Ah! My apologies. You were clear; I think I missed a paragraph in the OP.
I think part of it comes down to intent. `Play to find out what happens` needn’t just be a GM principle. My perspective on DoW may be different than others because I try to approach it without a preferred outcome. It’s a tool we have agreed to use to come to consensus about what new direction the play will go in, rather than a bludgeon to enforce my desired fictional outcome (and I know this may not be a typical use of DoW).
Interestingly, I’ve felt more coerced in lighter, more free, and less random systems. In Firebrands, either party can end a duel at any time, but choosing to end the duel is a unilateral decision, and win or lose, it can feel like privileging my agency as a player over the others. I’m no longer playing to find out what happens, I’m choosing for the play to end. Thus, I feel, if not coerced, then at least constrained to be a good sport and continue the interaction beyond when I would have terminated it.

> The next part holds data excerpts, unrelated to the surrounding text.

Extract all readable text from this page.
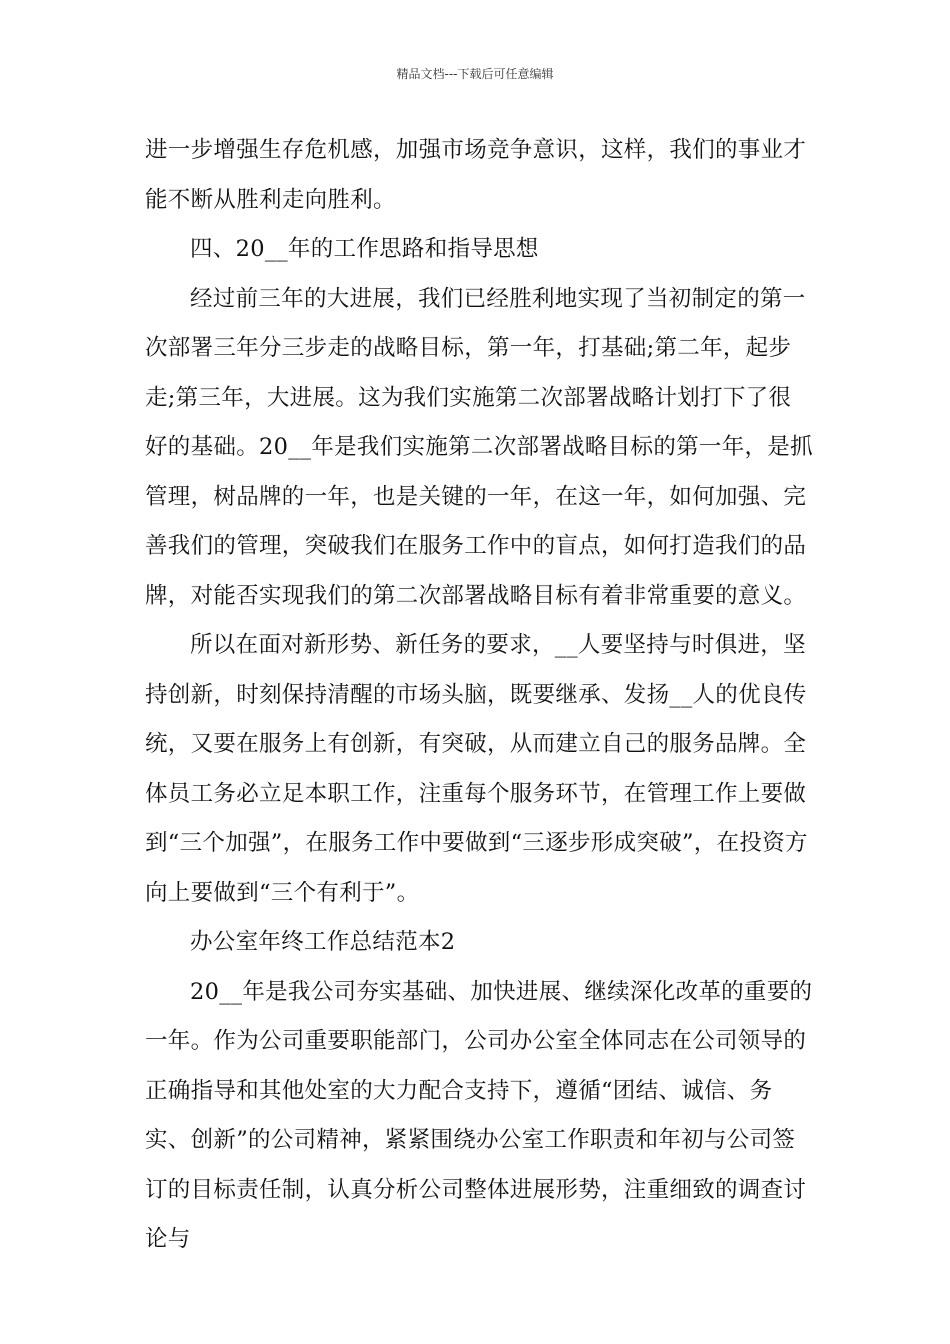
精品文档---下载后可任意编辑

进一步增强生存危机感，加强市场竞争意识，这样，我们的事业才能不断从胜利走向胜利。

四、20__年的工作思路和指导思想

经过前三年的大进展，我们已经胜利地实现了当初制定的第一次部署三年分三步走的战略目标，第一年，打基础;第二年，起步走;第三年，大进展。这为我们实施第二次部署战略计划打下了很好的基础。20__年是我们实施第二次部署战略目标的第一年，是抓管理，树品牌的一年，也是关键的一年，在这一年，如何加强、完善我们的管理，突破我们在服务工作中的盲点，如何打造我们的品牌，对能否实现我们的第二次部署战略目标有着非常重要的意义。

所以在面对新形势、新任务的要求，__人要坚持与时俱进，坚持创新，时刻保持清醒的市场头脑，既要继承、发扬__人的优良传统，又要在服务上有创新，有突破，从而建立自己的服务品牌。全体员工务必立足本职工作，注重每个服务环节，在管理工作上要做到“三个加强”，在服务工作中要做到“三逐步形成突破”，在投资方向上要做到“三个有利于”。

办公室年终工作总结范本2

20__年是我公司夯实基础、加快进展、继续深化改革的重要的一年。作为公司重要职能部门，公司办公室全体同志在公司领导的正确指导和其他处室的大力配合支持下，遵循“团结、诚信、务实、创新”的公司精神，紧紧围绕办公室工作职责和年初与公司签订的目标责任制，认真分析公司整体进展形势，注重细致的调查讨论与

Non-intrusive mechanics that quietly reward certain kinds of play, but don’t explicitly punish other kinds of play are a rich space. Chuubo’s is a good thought. The awarding of XP can be pretty seamless, so long as everyone remembers to do it, and it’s a kind of opt-in reward system like Artha or self-compells in Fate. Also similar to *world principles. The mechanics work as an unobtrusive guide to the fiction rather than action resolution.